Every soap right now seems to have a mystery man of some sort. I still haven't been able to figure out who this guy is in Celia's visions. Is he the man who killed her parents? Did this man harm Celia in some way? Is he the guardian? Or... maybe Celia is responsible for this guy's death -- or maybe even her parents'.
I suppose I should apologize for calling him a "creepy old man" in a past column. Now with a second, longer glance, he doesn't appear to be old. He's still creepy. Or maybe menacing is a better word. Then again, I find Celia to be somewhat menacing. It's always the quiet, unassuming types that end up being soap opera baddies. If I were Pete, I'd keep my eye on her.
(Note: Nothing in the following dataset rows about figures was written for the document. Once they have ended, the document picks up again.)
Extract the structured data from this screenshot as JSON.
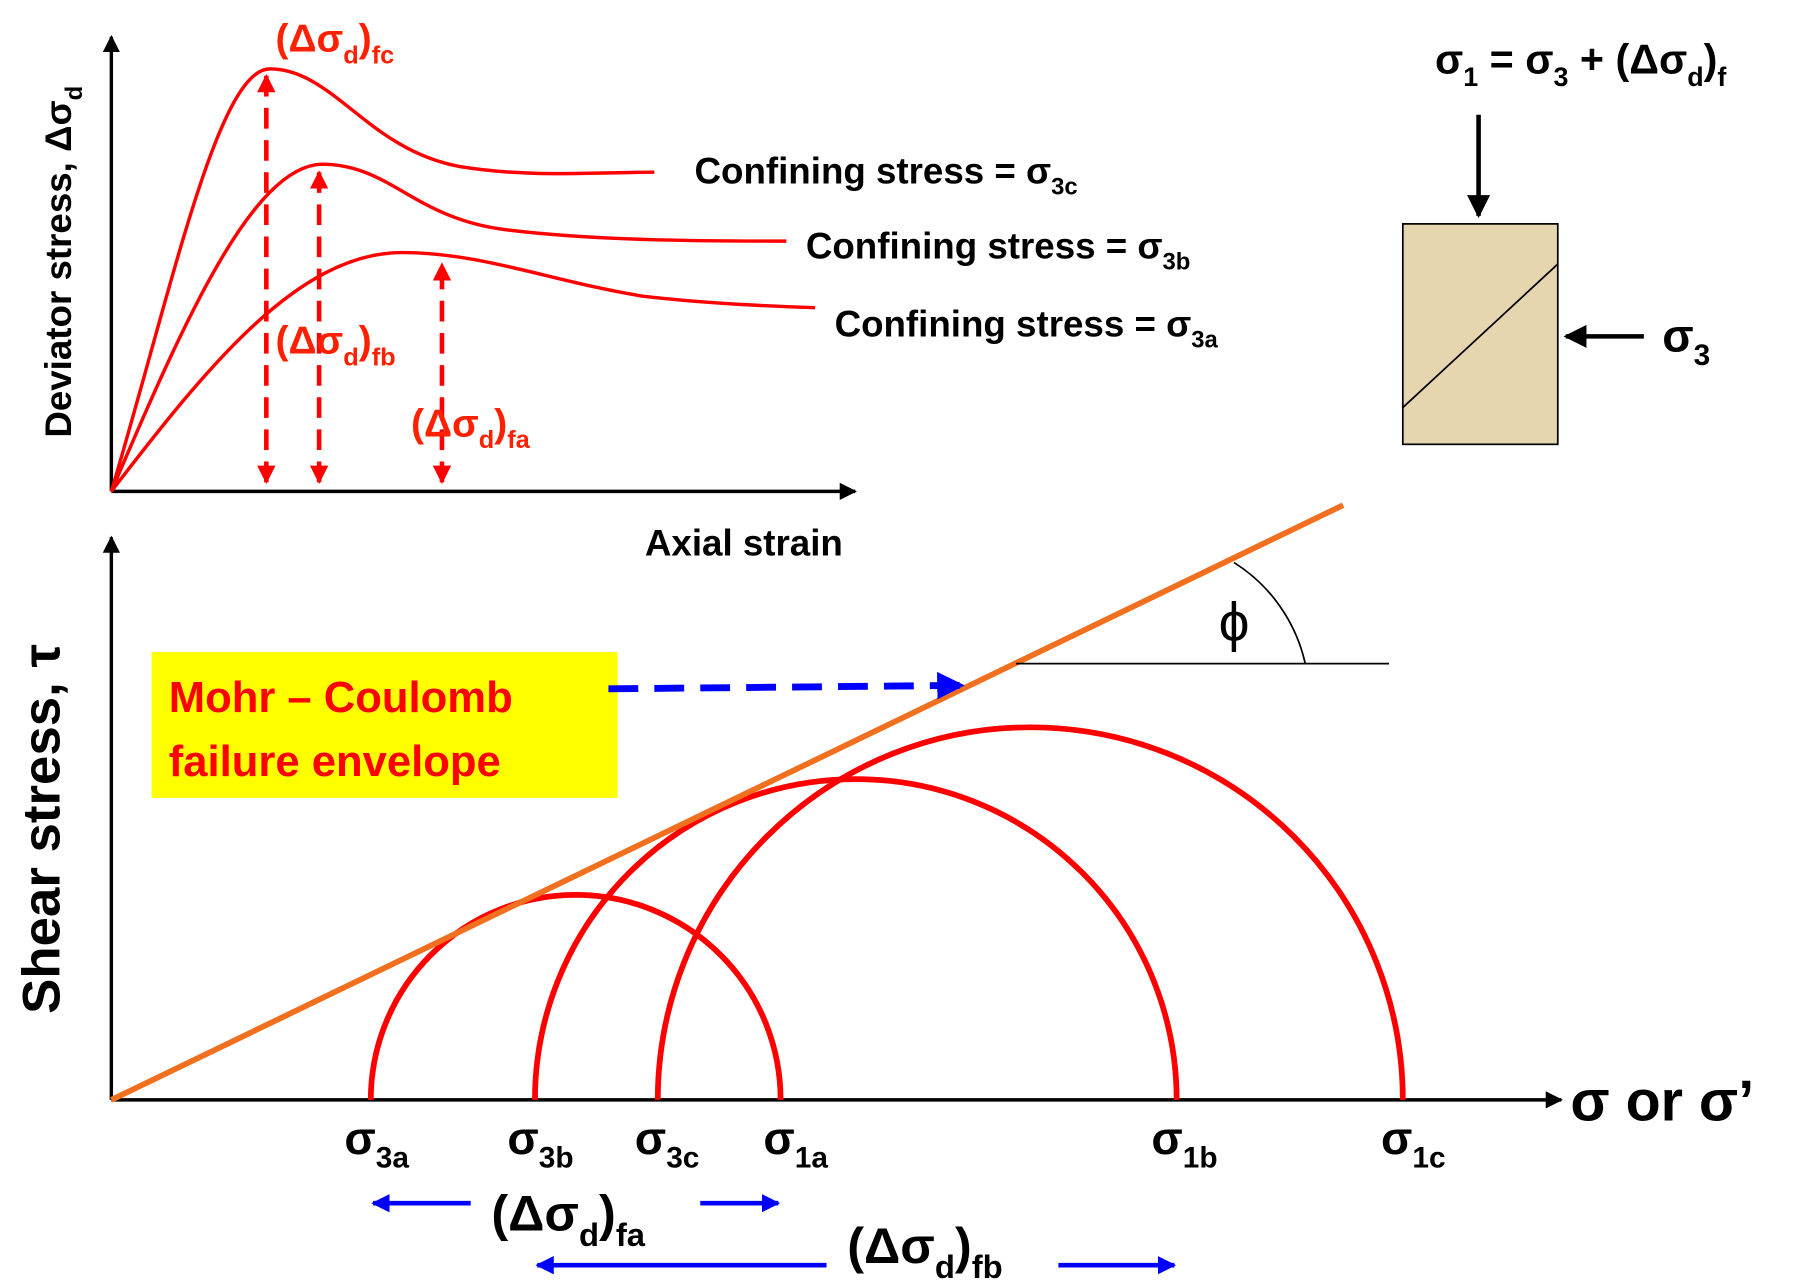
{
  "top_plot": {
    "y_axis_label": [
      {
        "text": "Deviator stress, Δσ"
      },
      {
        "text": "d",
        "sub": true
      }
    ],
    "x_axis_label": "Axial strain",
    "peak_labels": [
      [
        {
          "text": "(Δσ"
        },
        {
          "text": "d",
          "sub": true
        },
        {
          "text": ")"
        },
        {
          "text": "fc",
          "sub": true
        }
      ],
      [
        {
          "text": "(Δσ"
        },
        {
          "text": "d",
          "sub": true
        },
        {
          "text": ")"
        },
        {
          "text": "fb",
          "sub": true
        }
      ],
      [
        {
          "text": "(Δσ"
        },
        {
          "text": "d",
          "sub": true
        },
        {
          "text": ")"
        },
        {
          "text": "fa",
          "sub": true
        }
      ]
    ],
    "curve_labels": [
      [
        {
          "text": "Confining stress = σ"
        },
        {
          "text": "3c",
          "sub": true
        }
      ],
      [
        {
          "text": "Confining stress = σ"
        },
        {
          "text": "3b",
          "sub": true
        }
      ],
      [
        {
          "text": "Confining stress = σ"
        },
        {
          "text": "3a",
          "sub": true
        }
      ]
    ]
  },
  "specimen": {
    "axial_stress": [
      {
        "text": "σ"
      },
      {
        "text": "1",
        "sub": true
      },
      {
        "text": " = σ"
      },
      {
        "text": "3",
        "sub": true
      },
      {
        "text": " + (Δσ"
      },
      {
        "text": "d",
        "sub": true
      },
      {
        "text": ")"
      },
      {
        "text": "f",
        "sub": true
      }
    ],
    "lateral_stress": [
      {
        "text": "σ"
      },
      {
        "text": "3",
        "sub": true
      }
    ]
  },
  "mohr_plot": {
    "y_axis_label": "Shear stress, τ",
    "x_axis_label": "σ or σ’",
    "envelope_label": [
      "Mohr – Coulomb",
      "failure envelope"
    ],
    "angle_label": "ϕ",
    "stress_labels": [
      [
        {
          "text": "σ"
        },
        {
          "text": "3a",
          "sub": true
        }
      ],
      [
        {
          "text": "σ"
        },
        {
          "text": "3b",
          "sub": true
        }
      ],
      [
        {
          "text": "σ"
        },
        {
          "text": "3c",
          "sub": true
        }
      ],
      [
        {
          "text": "σ"
        },
        {
          "text": "1a",
          "sub": true
        }
      ],
      [
        {
          "text": "σ"
        },
        {
          "text": "1b",
          "sub": true
        }
      ],
      [
        {
          "text": "σ"
        },
        {
          "text": "1c",
          "sub": true
        }
      ]
    ],
    "difference_labels": [
      [
        {
          "text": "(Δσ"
        },
        {
          "text": "d",
          "sub": true
        },
        {
          "text": ")"
        },
        {
          "text": "fa",
          "sub": true
        }
      ],
      [
        {
          "text": "(Δσ"
        },
        {
          "text": "d",
          "sub": true
        },
        {
          "text": ")"
        },
        {
          "text": "fb",
          "sub": true
        }
      ]
    ]
  }
}
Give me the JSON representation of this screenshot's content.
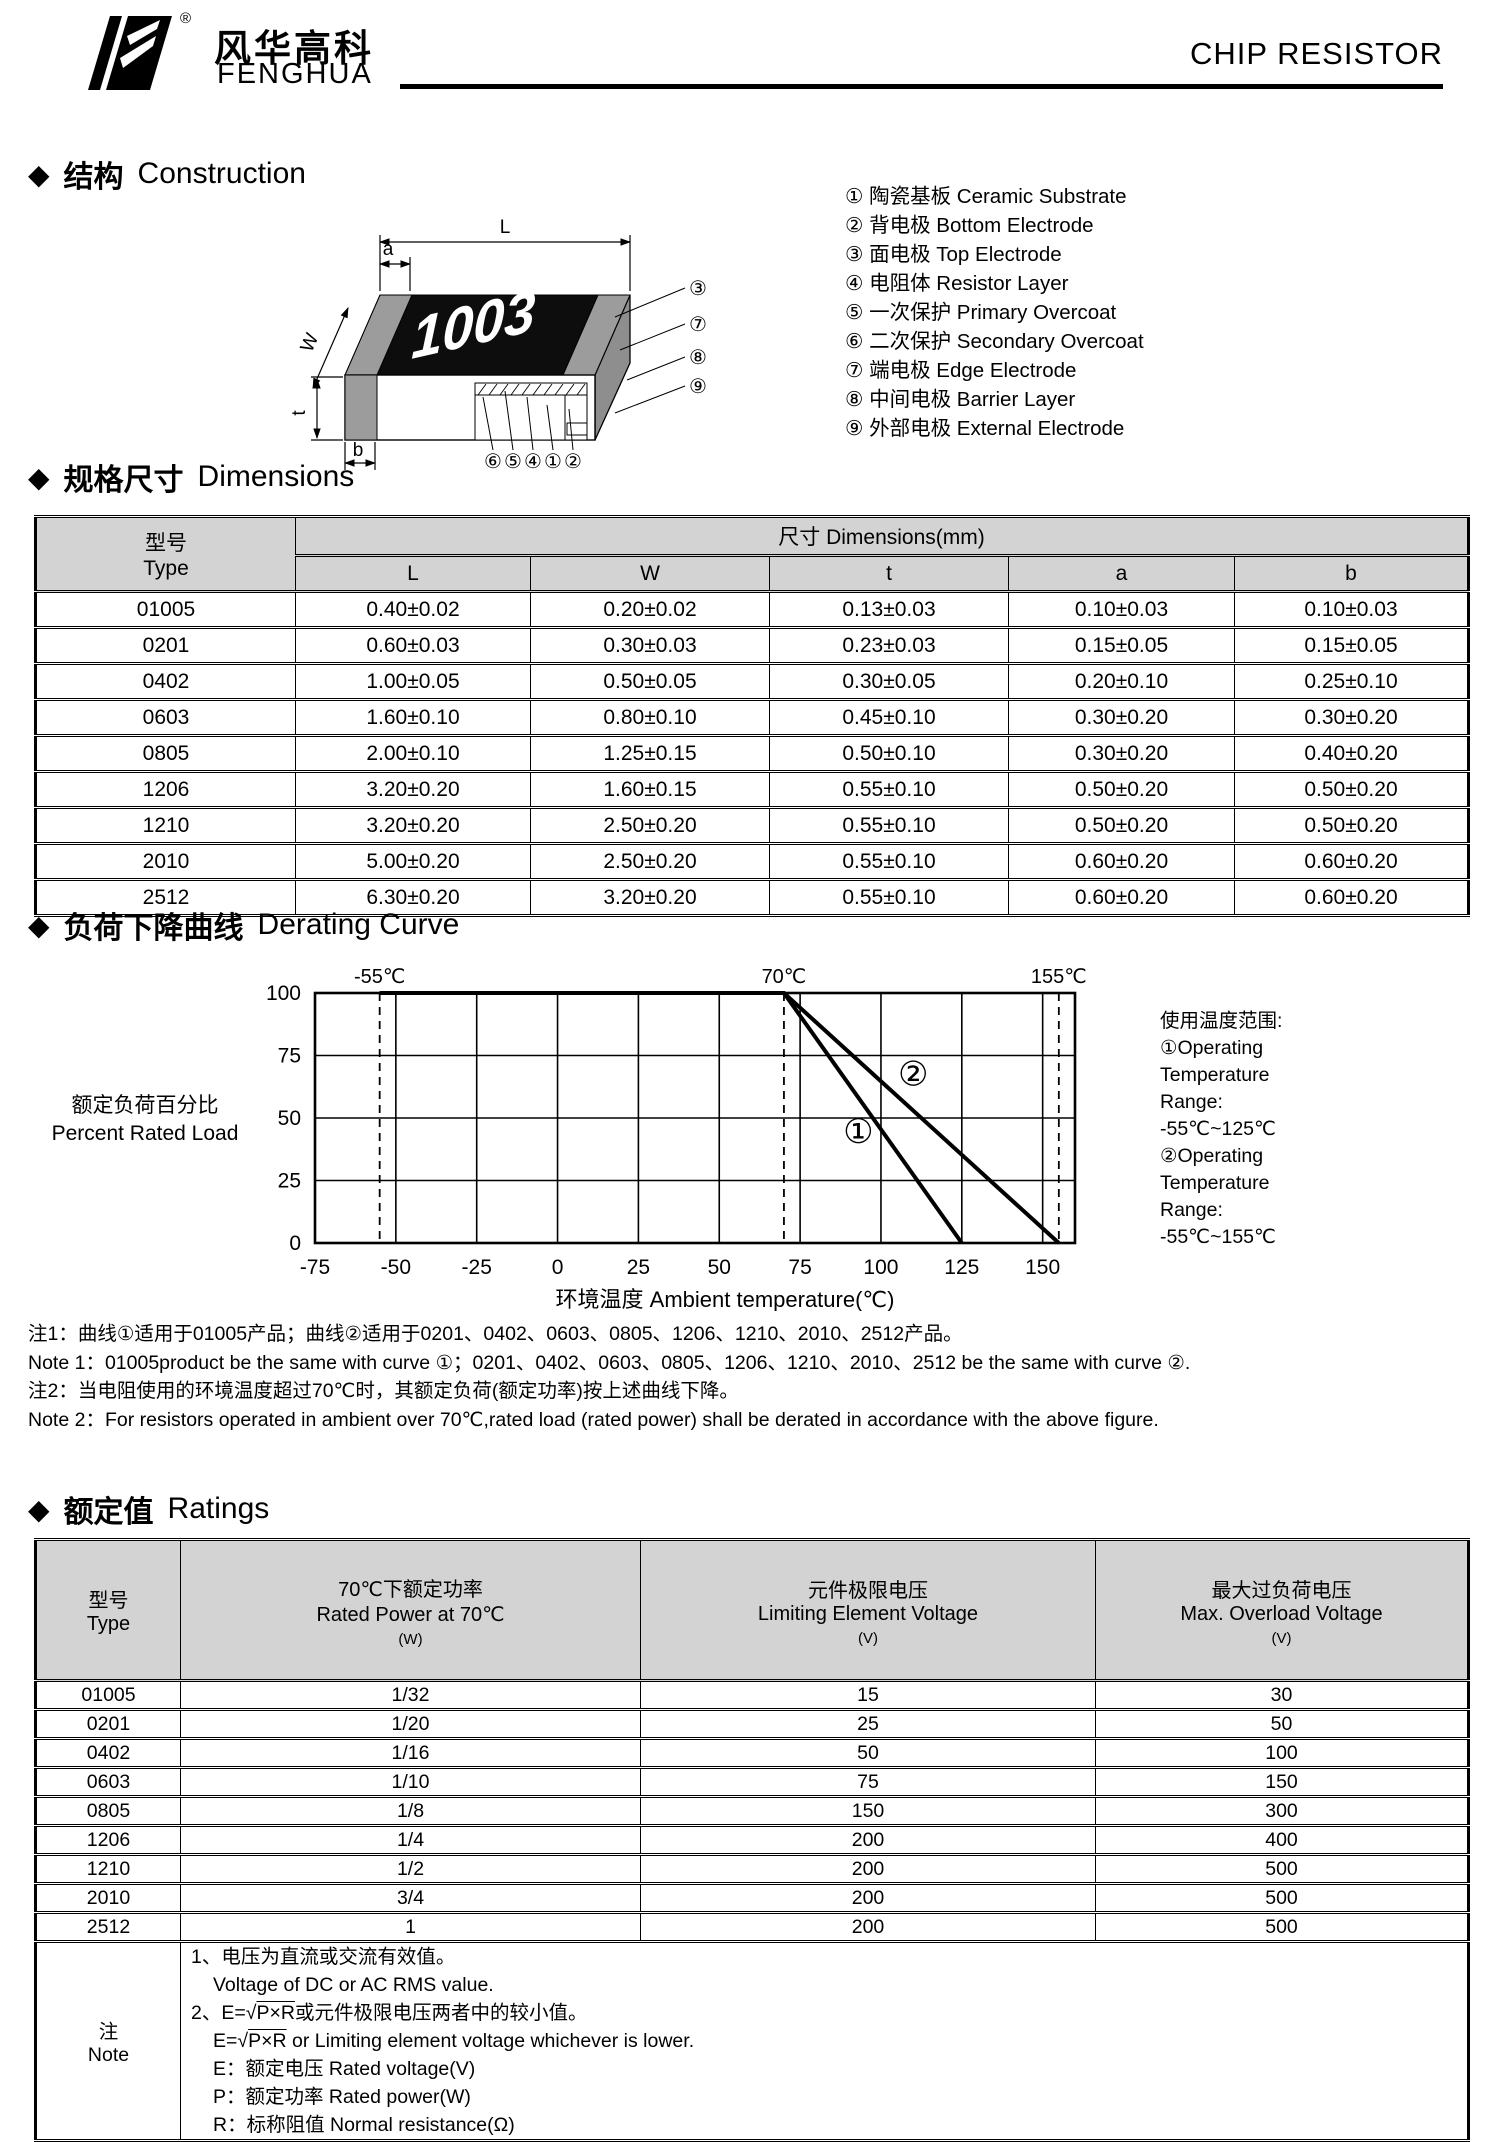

That's it for me for this week. I, unlike AMC's original head writing team, will be back here again next week with more of my thoughts on All My Children. I hope you've enjoyed this week's column -- and you're always welcome to drop me a line (or post below in the Comments section) whether you agree or disagree. I love reading from you and do my best to reply to every message I receive, but sometimes I'm not able to get to every message. I don't want anyone to be upset. The last thing I need is a group of protestors outside my office holding signs that read, "Save your soul from the Kroll."